With a $300 million damage claim hanging in the balance, the dispute is hardly inconsequential. Intellisoft likely believes it will fare better under the less exacting standards of state trade secret misappropriation law, where it need only show that it owns the trade secrets and that it was injured by Acer’s unauthorized use of those secrets. Conversely, Acer likely recognizes that its prospects of prevailing are better under the higher clear and convincing burden required to demonstrate patent inventorship and the burden of demonstrating patent infringement, a position already confirmed by the district court’s summary judgment determination in Acer’s favor.
At bottom, Acer’s appeal to the Supreme Court confirms the critical importance of understanding the interface between trade secret law and patent law, and the potentially different burdens of proof involved for different types of claims, before bringing a trade secret misappropriation case.
Trade secret misappropriation and patent disputes impact businesses across a variety of industries, and the consequences can be severe. A wise strategy for potential litigants is to consider carefully which company innovations qualify for trade secret protection, which are covered by patent disclosures, and how the two types of intellectual property inter-relate. Potential litigants should promptly consult with experienced trade secret and patent litigation counsel to guide them through this conceptual thicket.
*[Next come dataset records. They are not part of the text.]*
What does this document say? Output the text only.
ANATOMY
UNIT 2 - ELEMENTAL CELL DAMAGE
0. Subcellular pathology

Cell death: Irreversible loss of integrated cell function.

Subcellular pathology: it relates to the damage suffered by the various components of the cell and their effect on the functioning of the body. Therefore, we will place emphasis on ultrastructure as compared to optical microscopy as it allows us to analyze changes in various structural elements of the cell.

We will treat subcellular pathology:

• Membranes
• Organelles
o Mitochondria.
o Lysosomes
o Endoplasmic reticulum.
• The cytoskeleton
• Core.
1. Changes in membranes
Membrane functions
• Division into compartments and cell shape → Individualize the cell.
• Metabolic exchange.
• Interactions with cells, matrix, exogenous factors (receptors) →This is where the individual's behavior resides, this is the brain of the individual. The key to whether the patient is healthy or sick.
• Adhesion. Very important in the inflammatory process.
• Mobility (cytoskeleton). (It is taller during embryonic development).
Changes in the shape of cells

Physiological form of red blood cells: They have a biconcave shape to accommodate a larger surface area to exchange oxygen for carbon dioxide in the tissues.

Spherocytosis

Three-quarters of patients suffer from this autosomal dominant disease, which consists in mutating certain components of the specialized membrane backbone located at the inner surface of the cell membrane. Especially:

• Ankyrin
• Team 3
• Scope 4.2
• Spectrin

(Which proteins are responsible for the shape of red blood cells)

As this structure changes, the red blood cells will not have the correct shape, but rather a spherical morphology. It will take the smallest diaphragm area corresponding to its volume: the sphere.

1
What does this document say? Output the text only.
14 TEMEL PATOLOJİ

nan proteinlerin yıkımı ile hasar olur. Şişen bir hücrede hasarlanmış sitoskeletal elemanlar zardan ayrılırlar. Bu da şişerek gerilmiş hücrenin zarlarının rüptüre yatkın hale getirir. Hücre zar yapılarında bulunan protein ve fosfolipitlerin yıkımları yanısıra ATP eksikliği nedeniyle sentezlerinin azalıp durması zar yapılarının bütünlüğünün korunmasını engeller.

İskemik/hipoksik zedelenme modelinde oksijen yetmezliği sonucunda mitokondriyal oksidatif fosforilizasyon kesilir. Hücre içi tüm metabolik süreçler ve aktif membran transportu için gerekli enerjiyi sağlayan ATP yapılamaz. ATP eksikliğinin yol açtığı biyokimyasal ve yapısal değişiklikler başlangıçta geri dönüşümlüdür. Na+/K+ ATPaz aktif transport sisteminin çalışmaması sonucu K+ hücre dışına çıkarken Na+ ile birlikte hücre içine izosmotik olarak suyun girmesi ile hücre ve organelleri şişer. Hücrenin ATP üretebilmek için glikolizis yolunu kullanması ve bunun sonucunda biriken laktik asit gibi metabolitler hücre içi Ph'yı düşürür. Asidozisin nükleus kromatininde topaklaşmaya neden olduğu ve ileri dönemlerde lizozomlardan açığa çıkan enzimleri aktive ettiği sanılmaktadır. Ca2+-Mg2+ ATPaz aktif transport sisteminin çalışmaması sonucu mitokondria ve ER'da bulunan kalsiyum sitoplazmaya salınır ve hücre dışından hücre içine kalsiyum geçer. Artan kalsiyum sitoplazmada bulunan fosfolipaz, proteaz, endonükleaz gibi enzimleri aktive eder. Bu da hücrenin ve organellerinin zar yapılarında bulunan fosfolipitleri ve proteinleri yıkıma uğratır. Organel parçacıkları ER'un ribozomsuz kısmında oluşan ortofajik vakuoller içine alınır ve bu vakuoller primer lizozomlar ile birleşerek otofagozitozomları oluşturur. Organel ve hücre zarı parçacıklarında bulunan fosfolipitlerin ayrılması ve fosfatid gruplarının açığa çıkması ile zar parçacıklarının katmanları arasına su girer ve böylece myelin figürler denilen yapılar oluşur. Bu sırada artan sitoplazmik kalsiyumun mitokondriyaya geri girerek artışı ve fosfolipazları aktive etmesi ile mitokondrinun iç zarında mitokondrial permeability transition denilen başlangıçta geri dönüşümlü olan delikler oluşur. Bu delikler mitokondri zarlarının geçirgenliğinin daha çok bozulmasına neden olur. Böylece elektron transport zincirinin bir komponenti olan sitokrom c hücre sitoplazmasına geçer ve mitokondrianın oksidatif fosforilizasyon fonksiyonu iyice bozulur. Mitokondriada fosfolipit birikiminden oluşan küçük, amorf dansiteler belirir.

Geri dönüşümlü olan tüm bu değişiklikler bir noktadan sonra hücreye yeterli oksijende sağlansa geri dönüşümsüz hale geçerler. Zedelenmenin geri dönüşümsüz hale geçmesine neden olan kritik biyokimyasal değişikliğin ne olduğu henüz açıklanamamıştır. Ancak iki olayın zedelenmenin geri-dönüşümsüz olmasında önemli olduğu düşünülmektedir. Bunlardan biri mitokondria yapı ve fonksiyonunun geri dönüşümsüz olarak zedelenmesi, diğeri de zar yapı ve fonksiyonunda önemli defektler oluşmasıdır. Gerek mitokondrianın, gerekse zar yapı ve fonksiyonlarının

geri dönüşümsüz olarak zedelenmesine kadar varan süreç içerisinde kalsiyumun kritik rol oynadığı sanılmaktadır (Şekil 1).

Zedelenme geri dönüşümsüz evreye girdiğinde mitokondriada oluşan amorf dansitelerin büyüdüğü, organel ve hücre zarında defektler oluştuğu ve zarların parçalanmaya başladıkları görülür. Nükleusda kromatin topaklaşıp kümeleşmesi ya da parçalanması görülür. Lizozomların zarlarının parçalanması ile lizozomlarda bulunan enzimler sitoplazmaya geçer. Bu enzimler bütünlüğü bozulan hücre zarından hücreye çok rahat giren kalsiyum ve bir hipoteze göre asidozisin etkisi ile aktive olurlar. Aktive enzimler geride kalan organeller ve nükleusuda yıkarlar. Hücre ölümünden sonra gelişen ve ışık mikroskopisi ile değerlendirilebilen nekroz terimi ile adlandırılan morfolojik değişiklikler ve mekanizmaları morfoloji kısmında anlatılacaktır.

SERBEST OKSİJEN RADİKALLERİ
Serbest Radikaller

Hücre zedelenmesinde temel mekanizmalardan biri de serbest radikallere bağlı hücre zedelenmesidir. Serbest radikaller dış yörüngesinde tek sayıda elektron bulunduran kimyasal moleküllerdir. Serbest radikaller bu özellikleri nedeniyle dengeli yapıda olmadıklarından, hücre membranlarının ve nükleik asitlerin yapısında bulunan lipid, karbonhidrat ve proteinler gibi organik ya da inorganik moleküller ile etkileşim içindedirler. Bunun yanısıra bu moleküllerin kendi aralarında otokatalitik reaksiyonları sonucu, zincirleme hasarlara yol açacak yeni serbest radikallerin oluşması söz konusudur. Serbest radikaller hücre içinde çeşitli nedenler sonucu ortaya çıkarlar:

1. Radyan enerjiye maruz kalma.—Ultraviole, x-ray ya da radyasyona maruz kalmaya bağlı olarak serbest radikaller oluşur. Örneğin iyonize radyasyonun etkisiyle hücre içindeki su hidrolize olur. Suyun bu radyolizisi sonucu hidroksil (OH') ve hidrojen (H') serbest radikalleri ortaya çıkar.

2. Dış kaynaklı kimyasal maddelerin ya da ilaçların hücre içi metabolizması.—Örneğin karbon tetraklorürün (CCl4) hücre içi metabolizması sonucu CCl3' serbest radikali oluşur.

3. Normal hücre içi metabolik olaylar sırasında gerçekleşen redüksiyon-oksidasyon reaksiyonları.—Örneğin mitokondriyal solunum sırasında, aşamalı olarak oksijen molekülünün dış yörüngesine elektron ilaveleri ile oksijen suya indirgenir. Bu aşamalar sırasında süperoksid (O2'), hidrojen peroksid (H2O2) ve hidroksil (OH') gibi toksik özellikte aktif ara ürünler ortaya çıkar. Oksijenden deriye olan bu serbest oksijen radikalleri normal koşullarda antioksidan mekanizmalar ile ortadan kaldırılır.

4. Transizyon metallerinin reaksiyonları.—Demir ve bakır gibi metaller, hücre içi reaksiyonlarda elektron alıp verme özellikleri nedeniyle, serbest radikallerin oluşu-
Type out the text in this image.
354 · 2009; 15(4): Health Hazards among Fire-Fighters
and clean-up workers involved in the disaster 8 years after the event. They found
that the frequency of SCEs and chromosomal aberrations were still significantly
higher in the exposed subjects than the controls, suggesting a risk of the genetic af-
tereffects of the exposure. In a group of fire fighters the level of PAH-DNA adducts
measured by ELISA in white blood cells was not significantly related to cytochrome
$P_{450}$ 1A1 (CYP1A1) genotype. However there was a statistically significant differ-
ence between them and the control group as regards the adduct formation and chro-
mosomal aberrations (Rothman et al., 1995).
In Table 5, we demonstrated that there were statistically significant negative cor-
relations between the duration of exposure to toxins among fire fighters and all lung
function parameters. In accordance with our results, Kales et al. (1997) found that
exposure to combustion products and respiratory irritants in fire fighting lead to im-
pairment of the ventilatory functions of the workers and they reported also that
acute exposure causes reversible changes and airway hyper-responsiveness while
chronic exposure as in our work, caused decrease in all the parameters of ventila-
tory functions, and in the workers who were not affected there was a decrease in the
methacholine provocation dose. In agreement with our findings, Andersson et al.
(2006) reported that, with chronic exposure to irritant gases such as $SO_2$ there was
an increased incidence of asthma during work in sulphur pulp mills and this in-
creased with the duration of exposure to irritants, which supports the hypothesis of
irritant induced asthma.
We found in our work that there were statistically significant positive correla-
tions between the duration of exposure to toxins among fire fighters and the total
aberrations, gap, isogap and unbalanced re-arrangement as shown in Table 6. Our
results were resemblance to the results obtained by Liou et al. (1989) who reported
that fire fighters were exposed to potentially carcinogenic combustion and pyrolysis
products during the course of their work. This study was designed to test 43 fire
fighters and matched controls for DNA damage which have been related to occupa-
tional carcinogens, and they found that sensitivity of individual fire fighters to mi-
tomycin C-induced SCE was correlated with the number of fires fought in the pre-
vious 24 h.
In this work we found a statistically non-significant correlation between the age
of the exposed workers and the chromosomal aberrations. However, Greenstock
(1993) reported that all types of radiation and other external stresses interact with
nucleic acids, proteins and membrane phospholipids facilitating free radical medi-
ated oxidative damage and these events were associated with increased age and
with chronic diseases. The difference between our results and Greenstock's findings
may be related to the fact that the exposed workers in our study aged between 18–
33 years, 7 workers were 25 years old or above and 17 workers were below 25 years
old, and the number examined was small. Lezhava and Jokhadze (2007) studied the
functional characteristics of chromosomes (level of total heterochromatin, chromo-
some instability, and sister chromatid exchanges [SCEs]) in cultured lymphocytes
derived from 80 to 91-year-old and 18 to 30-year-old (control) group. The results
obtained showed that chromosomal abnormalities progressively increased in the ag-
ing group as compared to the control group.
 Acer America Corp., et al. v. Intellisoft, Ltd., et al., Case No. 20-313 (S. Ct. filed Sept. 10, 2020) (“Petition”).
 Petition at 16-17.
 An interesting hypothetical involves whether the outcome – or at least Intellisoft’s argument — would have been different had it been able to bring its trade secret misappropriation claim in 2014 under the subsequently enacted Federal Defend Trade Secrets Act of 2016 instead of under state trade secret misappropriation law. Federal patent preemption applies only to state law claims. Because patent law does not preempt other federal statutes, it is reasonable to consider that if the claim could have been brought under the federal statute, the standard for ownership would be defined by the Defend Trade Secrets Act and not by patent law.